The study of British cinema has flourished since the 1990s. From being the “unknown cinema”, as Alan Lovell called it (1972), British cinema is now detailed encyclopaedically in such publications as Dissolving Views: Key Writings on British Cinema (Higson 1996), British National Cinema (Street 1997), Films and British National Identity: From Dickens to Dad’s Army (Richards 1997), British Cinema: Past and Present (Ashby and Higson 2000), British Cinema in Documents (Street 2001), British Cinema: A Critical History (Sargeant 2005), The British Cinema Book (Murphy 2009, now in its third edition) and The Journal of British Cinema and Television. Much of this new research has assiduously mapped what Julian Petley (1986) dubbed the “lost continent”, revised and updated the canon of British cinema, and overturned such received ideas as that the 1970s produced little of interest (Shail 2008; Harper and Smith 2012) and that popular British cinema does not repay analysis.

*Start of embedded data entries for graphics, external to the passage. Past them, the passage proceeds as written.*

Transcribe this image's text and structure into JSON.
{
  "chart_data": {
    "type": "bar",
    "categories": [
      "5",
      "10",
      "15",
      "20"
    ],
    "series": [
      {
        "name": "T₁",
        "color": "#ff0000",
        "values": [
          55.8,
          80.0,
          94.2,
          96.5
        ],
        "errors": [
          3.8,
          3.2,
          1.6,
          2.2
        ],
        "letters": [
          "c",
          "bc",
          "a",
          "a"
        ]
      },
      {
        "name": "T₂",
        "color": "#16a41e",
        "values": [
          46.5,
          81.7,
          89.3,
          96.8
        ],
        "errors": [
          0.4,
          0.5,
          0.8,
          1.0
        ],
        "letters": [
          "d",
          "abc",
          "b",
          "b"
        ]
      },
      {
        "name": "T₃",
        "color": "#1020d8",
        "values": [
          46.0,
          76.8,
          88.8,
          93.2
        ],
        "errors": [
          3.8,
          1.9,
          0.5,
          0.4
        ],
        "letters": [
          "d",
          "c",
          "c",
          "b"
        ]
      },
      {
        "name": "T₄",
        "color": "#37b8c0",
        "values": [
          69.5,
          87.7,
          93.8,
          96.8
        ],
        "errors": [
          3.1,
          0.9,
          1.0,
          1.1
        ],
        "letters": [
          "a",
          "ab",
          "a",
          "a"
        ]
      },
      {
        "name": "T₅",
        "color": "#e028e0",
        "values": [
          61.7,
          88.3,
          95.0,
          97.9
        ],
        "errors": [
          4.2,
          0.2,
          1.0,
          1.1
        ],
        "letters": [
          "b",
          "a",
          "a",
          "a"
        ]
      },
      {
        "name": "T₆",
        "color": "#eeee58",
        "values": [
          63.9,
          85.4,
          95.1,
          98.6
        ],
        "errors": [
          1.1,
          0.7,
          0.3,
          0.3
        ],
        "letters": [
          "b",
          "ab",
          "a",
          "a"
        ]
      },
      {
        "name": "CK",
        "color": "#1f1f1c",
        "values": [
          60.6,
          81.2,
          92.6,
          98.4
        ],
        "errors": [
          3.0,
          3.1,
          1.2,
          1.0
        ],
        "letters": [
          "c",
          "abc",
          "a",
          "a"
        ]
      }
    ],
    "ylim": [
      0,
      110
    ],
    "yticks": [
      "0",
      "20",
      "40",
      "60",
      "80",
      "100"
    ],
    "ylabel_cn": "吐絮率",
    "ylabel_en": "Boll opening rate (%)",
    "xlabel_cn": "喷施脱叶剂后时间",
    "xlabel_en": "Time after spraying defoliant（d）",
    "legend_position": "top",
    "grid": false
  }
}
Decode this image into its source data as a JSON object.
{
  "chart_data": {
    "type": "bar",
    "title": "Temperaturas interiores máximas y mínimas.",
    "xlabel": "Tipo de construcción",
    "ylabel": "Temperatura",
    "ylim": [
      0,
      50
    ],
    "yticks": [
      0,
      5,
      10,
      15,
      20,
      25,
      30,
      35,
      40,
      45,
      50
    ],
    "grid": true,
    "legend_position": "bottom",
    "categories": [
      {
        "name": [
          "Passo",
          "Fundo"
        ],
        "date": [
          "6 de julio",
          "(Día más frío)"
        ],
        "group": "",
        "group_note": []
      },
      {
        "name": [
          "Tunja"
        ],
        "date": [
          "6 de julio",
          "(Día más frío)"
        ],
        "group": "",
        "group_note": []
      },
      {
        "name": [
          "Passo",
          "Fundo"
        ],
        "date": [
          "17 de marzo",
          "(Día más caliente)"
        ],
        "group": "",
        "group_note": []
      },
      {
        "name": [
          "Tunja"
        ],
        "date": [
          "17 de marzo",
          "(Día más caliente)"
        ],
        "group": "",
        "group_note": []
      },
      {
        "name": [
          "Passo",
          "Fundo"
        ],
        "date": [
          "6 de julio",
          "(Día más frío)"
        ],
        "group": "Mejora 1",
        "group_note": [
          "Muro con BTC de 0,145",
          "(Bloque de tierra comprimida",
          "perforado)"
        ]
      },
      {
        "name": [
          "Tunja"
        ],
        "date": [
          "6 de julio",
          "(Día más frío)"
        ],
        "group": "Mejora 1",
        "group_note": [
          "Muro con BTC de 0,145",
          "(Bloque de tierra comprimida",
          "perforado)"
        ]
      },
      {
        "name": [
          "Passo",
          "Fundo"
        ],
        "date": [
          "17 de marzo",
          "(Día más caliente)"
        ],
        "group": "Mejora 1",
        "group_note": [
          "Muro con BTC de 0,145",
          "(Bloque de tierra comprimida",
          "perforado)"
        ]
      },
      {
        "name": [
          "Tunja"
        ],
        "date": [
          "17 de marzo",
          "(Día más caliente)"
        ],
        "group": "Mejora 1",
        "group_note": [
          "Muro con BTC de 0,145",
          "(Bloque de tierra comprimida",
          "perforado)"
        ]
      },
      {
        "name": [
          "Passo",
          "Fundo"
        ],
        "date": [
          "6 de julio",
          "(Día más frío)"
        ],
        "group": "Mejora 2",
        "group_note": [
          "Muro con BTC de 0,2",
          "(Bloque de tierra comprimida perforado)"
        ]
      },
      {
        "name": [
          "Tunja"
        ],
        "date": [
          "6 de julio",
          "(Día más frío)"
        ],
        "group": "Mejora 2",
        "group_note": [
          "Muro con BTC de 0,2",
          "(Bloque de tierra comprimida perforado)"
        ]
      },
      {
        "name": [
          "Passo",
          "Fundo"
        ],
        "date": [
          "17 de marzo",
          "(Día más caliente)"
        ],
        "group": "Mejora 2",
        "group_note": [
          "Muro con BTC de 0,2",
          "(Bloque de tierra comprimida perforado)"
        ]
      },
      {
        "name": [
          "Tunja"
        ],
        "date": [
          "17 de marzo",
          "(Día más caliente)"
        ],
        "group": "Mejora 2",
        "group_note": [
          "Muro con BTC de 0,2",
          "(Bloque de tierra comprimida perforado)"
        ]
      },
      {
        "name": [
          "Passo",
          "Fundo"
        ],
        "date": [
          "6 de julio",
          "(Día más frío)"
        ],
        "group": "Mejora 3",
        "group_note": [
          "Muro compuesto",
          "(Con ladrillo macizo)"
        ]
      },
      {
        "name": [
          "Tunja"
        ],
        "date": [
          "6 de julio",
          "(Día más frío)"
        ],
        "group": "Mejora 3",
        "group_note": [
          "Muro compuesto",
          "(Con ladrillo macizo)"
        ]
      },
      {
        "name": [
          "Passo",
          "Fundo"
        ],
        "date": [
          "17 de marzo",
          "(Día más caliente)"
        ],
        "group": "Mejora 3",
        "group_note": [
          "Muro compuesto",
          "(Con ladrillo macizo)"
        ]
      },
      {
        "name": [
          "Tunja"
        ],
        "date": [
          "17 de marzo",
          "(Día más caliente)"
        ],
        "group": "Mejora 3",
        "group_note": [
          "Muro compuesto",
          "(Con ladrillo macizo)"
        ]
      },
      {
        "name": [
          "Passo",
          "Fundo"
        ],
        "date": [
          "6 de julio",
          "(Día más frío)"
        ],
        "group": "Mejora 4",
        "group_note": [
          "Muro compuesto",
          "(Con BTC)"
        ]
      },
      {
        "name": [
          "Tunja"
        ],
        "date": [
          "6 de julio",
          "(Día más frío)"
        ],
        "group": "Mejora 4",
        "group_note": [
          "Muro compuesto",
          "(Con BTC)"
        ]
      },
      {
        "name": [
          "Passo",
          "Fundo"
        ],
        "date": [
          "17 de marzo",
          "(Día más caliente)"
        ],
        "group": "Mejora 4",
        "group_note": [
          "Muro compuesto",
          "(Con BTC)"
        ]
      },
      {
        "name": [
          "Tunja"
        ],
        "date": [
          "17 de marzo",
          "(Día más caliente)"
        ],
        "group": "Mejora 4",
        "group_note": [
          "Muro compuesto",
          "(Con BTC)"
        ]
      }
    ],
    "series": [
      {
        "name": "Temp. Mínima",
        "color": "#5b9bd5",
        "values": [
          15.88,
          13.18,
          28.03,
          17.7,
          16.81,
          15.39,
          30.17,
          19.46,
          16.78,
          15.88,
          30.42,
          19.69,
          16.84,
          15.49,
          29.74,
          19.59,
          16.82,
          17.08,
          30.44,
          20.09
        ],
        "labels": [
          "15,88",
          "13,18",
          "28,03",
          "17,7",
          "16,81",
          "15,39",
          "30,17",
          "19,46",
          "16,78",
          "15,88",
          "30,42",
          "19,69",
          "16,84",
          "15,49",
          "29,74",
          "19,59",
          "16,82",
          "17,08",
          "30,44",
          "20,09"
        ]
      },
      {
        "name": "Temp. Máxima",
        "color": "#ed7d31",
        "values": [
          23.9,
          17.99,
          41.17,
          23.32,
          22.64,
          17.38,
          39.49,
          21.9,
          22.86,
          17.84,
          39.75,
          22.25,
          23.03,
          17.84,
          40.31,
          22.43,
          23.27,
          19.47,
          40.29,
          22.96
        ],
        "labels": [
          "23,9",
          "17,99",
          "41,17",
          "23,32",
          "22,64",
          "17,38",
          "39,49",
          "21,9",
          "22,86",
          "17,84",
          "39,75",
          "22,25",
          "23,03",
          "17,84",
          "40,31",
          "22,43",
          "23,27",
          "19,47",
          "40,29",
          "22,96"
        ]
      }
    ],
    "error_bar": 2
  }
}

Particular attention has been paid to genres, such as the costume film (Harper 1994; Cook 1996; Higson 2003), the historical film (Sargeant and Monk 2002; Chapman 2005), the horror film (Chibnall and Petley 2002; Rigby 2004; Walker 2015), the crime film (Chibnall and Murphy 1999) and comedies (Sutton 2000; Mather 2006; Hunter and Porter 2012). There has been notable work too on early cinema and the 1930s (Low 1979; Higson 2002), film during the Second World War (Gledhill 1996; Chapman 1998) and the 1950s (Geraghty 2000; Harper and Porter 2003). No less important than simply filling in gaps, however, has been a new emphasis on the national cinema’s industrial and institutional contexts.